ESTRO 2022

Session Item

Imaging acquisition and processing

Session Type: Poster (digital)

Track: Physics

Journey:

Standardising Nomenclatures in Breast Radiotherapy Imaging Data using Machine Learning Algorithms

Phillip Chlap, Australia

Presentation Number: PO-1618

Abstract

Abstract Title:

Standardising Nomenclatures in Breast Radiotherapy Imaging Data using Machine Learning Algorithms

Authors:

ali haidar^1,2,3, Matthew Field^1,2,3, Vikneswary Batumalai^1,4, Kirrily Cloak^1,2,3, Daniel Al Mouiee^1,2,3, Phillip Chlap^1,2,3, Xiaoshui Huang^5,2,3, Vicky Chin^1,2,3, Martin Carolan⁶, Jonathan Sykes^7,8, Shalini Vinod^1,2,3, Geoffrey Delaney^1,2,3, Lois Holloway^1,2,3

¹University of New South Wales, South Western Sydney Clinical School, Sydney, Australia; ²South Western Sydney Local Health District, Liverpool and Macarthur Cancer Therapy Centres, Sydney, Australia; ³Ingham Institute for Applied Medical Research, Medical Physics Research Group, Sydney, Australia; ⁴GenesisCare, Radiation Oncology, Sydney, Australia; ⁵University of Sydney, ImageX, Sydney, Australia; ⁶Wollongong Hospital, Illawarra Cancer Care Centre, Wollongong, Australia; ⁷Sydney West Radiation Oncology Network, Radiation Onology, Sydney, Australia; ⁸University of Sydney, Institute of Medical Physics, Sydney, Australia

Show Affiliations

Purpose or Objective

Data mining and analyses using retrospective radiotherapy imaging datasets sourced from single/multiple centres requires translation of local ontologies for structure names to a standardised ontology. Our aim was to investigate machine learning (ML) based tools for standardising target and organ-at-risk (OAR) volume definition in breast cancer radiotherapy plans.

Material and Methods

Radiotherapy imaging data for 1613 breast cancer patients treated between 2014 and 2018 were collected from a single centre. The volumes were initially classified based on discussions with clinicians. 1440 patients were selected for ML model development, and 173 patients were used for testing (hold-out). To represent each target and OAR volume, four characteristics were generated: textual features, geometric features, dosimetry features, and central slices representing the slice with the highest number of contoured pixels in a volume. Five datasets were created from the original cohort, the first four represented different subsets of volumes and the last represented the whole list of volumes (Table1). For each dataset, 15 sets of feature combinations were created to see how the use of different attributes affected the standardisation performance.

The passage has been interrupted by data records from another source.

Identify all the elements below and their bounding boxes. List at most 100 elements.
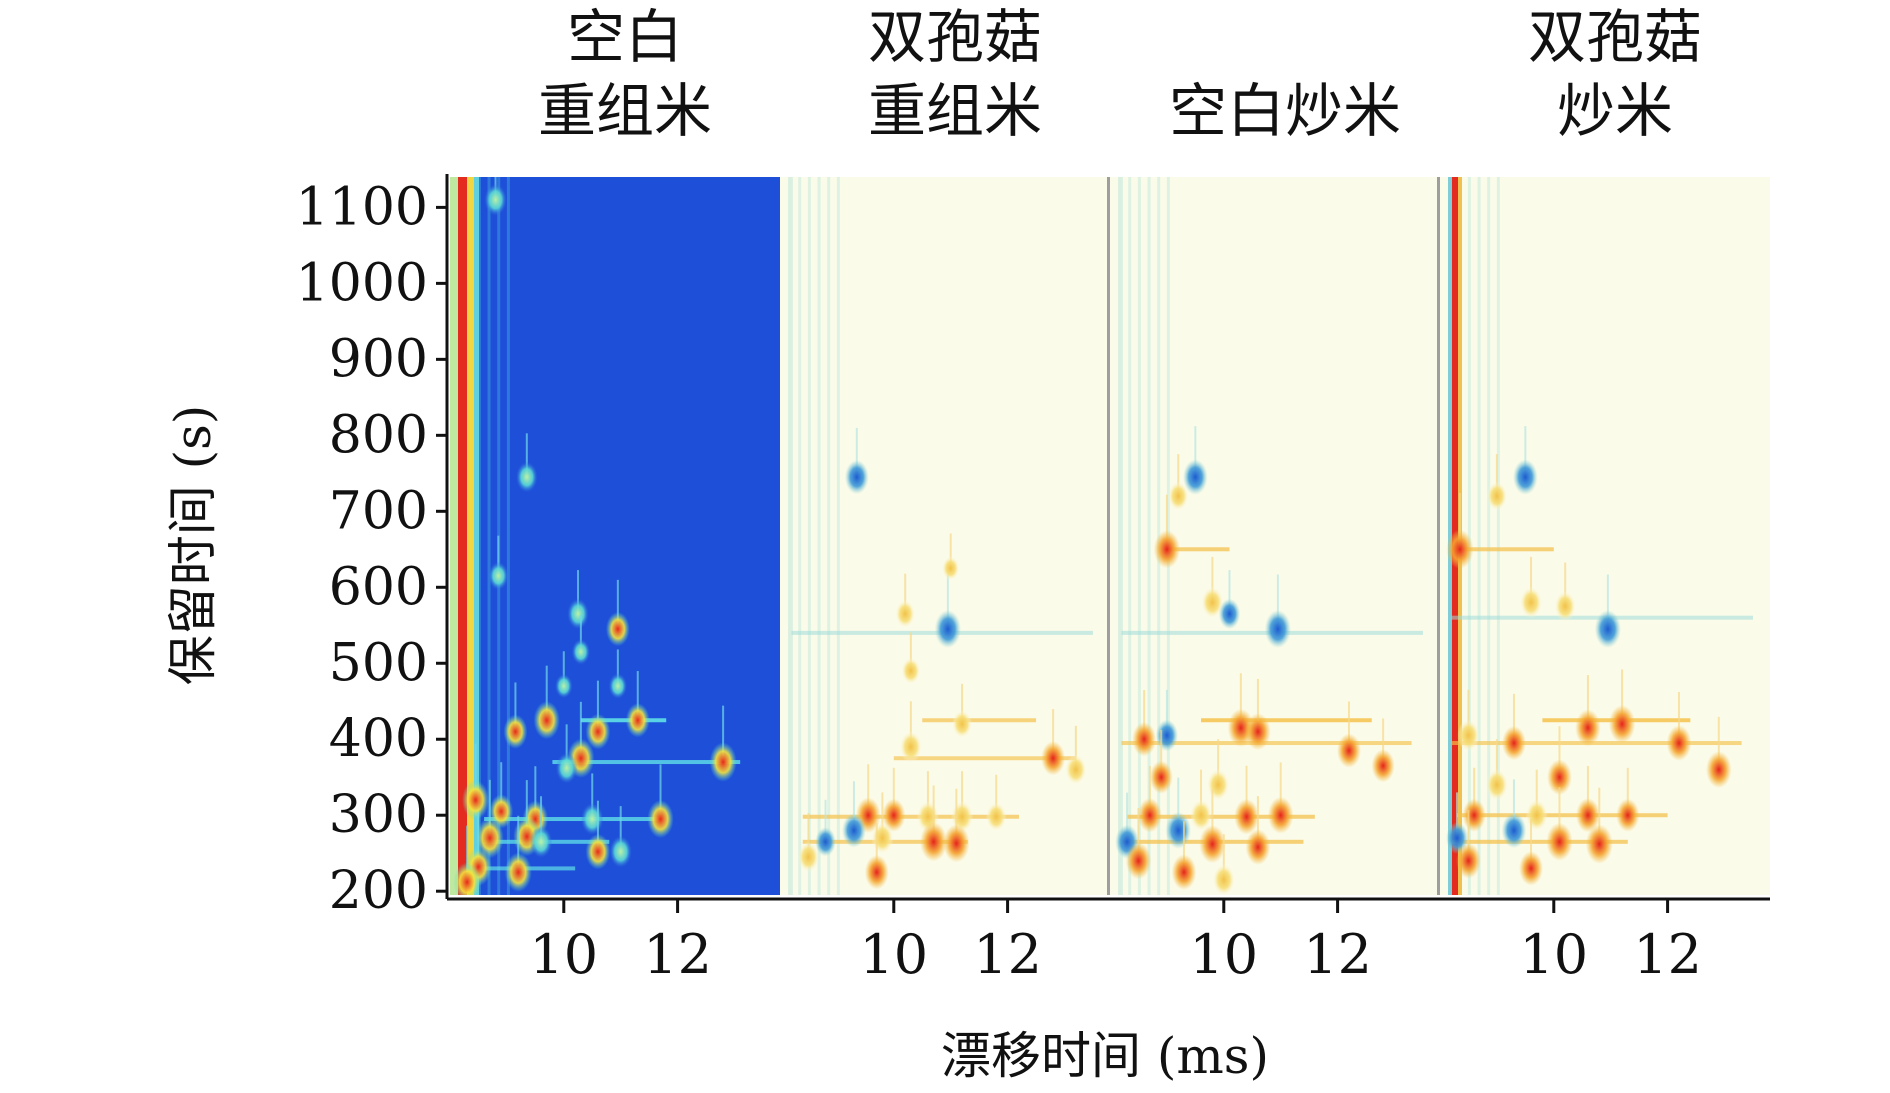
heatmap-peak bbox=[1546, 822, 1573, 861]
peak-tail bbox=[875, 823, 878, 873]
y-tick-label: 1000 bbox=[296, 253, 428, 313]
heatmap-peak bbox=[605, 611, 630, 647]
heatmap-peak bbox=[453, 862, 481, 895]
heatmap-peak bbox=[647, 799, 674, 839]
heatmap-peak bbox=[1212, 863, 1235, 895]
peak-tail bbox=[961, 771, 964, 817]
heatmap-peak bbox=[1512, 459, 1538, 495]
peak-tail bbox=[1194, 426, 1197, 478]
horizontal-streak bbox=[1451, 741, 1742, 746]
peak-tail bbox=[1211, 789, 1214, 845]
peak-tail bbox=[579, 615, 582, 652]
panel-title-line: 炒米 bbox=[1557, 77, 1673, 145]
peak-tail bbox=[1256, 678, 1259, 732]
peak-tail bbox=[596, 680, 599, 732]
x-axis-label: 漂移时间 (ms) bbox=[941, 1027, 1269, 1085]
peak-tail bbox=[534, 766, 537, 820]
peak-tail bbox=[1256, 796, 1259, 848]
background-streak bbox=[477, 177, 481, 895]
rip-halo bbox=[788, 177, 793, 895]
peak-tail bbox=[1126, 792, 1129, 842]
heatmap-peak bbox=[571, 639, 591, 665]
peak-tail bbox=[881, 792, 884, 839]
heatmap-peak bbox=[1462, 798, 1486, 832]
x-tick-label: 10 bbox=[1519, 923, 1588, 986]
panel-3 bbox=[1110, 177, 1440, 895]
rip-column-halo bbox=[474, 177, 479, 895]
heatmap-panels bbox=[445, 174, 1770, 901]
heatmap-peak bbox=[1206, 768, 1230, 801]
peak-tail bbox=[565, 724, 568, 769]
heatmap-peak bbox=[608, 673, 628, 699]
peak-tail bbox=[1211, 556, 1214, 603]
heatmap-peak bbox=[934, 609, 962, 649]
heatmap-peak bbox=[625, 703, 650, 738]
peak-tail bbox=[1222, 834, 1225, 880]
peak-tail bbox=[1530, 556, 1533, 603]
background-streak bbox=[807, 177, 811, 895]
heatmap-peak bbox=[1153, 530, 1181, 569]
heatmap-peak bbox=[1501, 725, 1526, 761]
peak-tail bbox=[1495, 454, 1498, 497]
peak-tail bbox=[659, 764, 662, 820]
heatmap-peak bbox=[1525, 799, 1548, 832]
heatmap-peak bbox=[1137, 798, 1162, 833]
peak-tail bbox=[497, 535, 500, 576]
peak-tail bbox=[1165, 689, 1168, 736]
y-tick-label: 200 bbox=[329, 861, 428, 921]
heatmap-peak bbox=[529, 825, 553, 858]
horizontal-streak bbox=[1201, 718, 1372, 723]
heatmap-peak bbox=[1155, 719, 1179, 752]
background-streak bbox=[1496, 177, 1500, 895]
heatmap-peak bbox=[797, 841, 820, 873]
heatmap-peak bbox=[504, 852, 532, 892]
panel-2 bbox=[780, 177, 1110, 895]
peak-tail bbox=[1524, 426, 1527, 478]
heatmap-peak bbox=[1594, 609, 1622, 649]
heatmap-peak bbox=[1182, 459, 1208, 495]
background-streak bbox=[1147, 177, 1151, 895]
panel-title-line: 双孢菇 bbox=[1528, 3, 1702, 71]
heatmap-peak bbox=[1486, 481, 1508, 511]
heatmap-peak bbox=[1575, 798, 1600, 833]
horizontal-streak bbox=[802, 814, 1019, 819]
peak-tail bbox=[474, 743, 477, 801]
peak-tail bbox=[1276, 574, 1279, 630]
rip-edge bbox=[450, 177, 458, 895]
peak-tail bbox=[961, 683, 964, 725]
peak-tail bbox=[824, 799, 827, 842]
peak-tail bbox=[540, 796, 543, 842]
peak-tail bbox=[1473, 767, 1476, 816]
heatmap-peak bbox=[1446, 529, 1474, 570]
horizontal-streak bbox=[580, 718, 667, 723]
heatmap-peak bbox=[462, 780, 490, 820]
background-streak bbox=[1137, 177, 1141, 895]
y-tick-label: 600 bbox=[329, 557, 428, 617]
x-axis: 10 12 10 12 10 12 10 12 bbox=[529, 899, 1702, 986]
peak-tail bbox=[955, 788, 958, 844]
heatmap-peak bbox=[475, 817, 504, 859]
peak-tail bbox=[1626, 767, 1629, 816]
peak-tail bbox=[616, 649, 619, 687]
horizontal-streak bbox=[1457, 813, 1668, 818]
background-streak bbox=[836, 177, 840, 895]
peak-tail bbox=[466, 825, 469, 883]
peak-tail bbox=[1279, 762, 1282, 816]
heatmap-peak bbox=[952, 709, 973, 739]
heatmap-peak bbox=[985, 802, 1007, 832]
heatmap-peak bbox=[1485, 768, 1509, 801]
peak-tail bbox=[1217, 739, 1220, 785]
heatmap-peak bbox=[484, 183, 507, 216]
heatmap-peak bbox=[1608, 704, 1636, 744]
peak-tail bbox=[577, 570, 580, 614]
peak-tail bbox=[1512, 779, 1515, 831]
horizontal-streak bbox=[484, 817, 661, 822]
peak-tail bbox=[1558, 726, 1561, 778]
heatmap-peak bbox=[841, 813, 866, 848]
peak-tail bbox=[525, 433, 528, 478]
peak-tail bbox=[909, 632, 912, 671]
heatmap-peak bbox=[1125, 842, 1152, 880]
heatmap-peak bbox=[1201, 586, 1224, 619]
peak-tail bbox=[1621, 669, 1624, 725]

Three types of artificial neural networks were used to model different combinations of features: feed forward neural networks (FFNN), convolutional neural networks (CNNs), and multi-input neural networks (MINN). FFNN were used for training tabular data combinations (e.g. text and dosimetry features), a CNN was used for training imaging data (central slices), and MINN were used for training tabular and imaging combinations (e.g. text and imaging features). Classification accuracy was used to compare the developed models against each other over the hold-out dataset.

Table 1 Classes used in datasets.

Results

Classification accuracy of each of the developed models is shown in Fig. 1. The best model (a MINN) reported 99.416% classification accuracy over the hold-out samples when used to standardise all the nomenclatures in a breast radiotherapy plan into 21 different classes (Dataset 5). 19 samples belonging to different classes were misclassified with 10 being predicted as ‘exclude’ (i.e. not to use).Three types of features were used with this model: textual features, dosimetry features, and images. When compared to employing single characteristics, integrating several features resulted in greater classification accuracy. Reliable performance was observed with all the datasets when using the text feature as input to the model, which is consistent with the traditional approach, where the clinicians look at text first to standardise nomenclatures.

Fig.1 Modelling results.

Conclusion

Standardisation of nomenclatures using ML is feasible on single institutional data if multiple features are included in the model. This is an ongoing project, where federated ML will be investigated for standardising radiotherapy data across different centres, guidelines, and anatomical sites.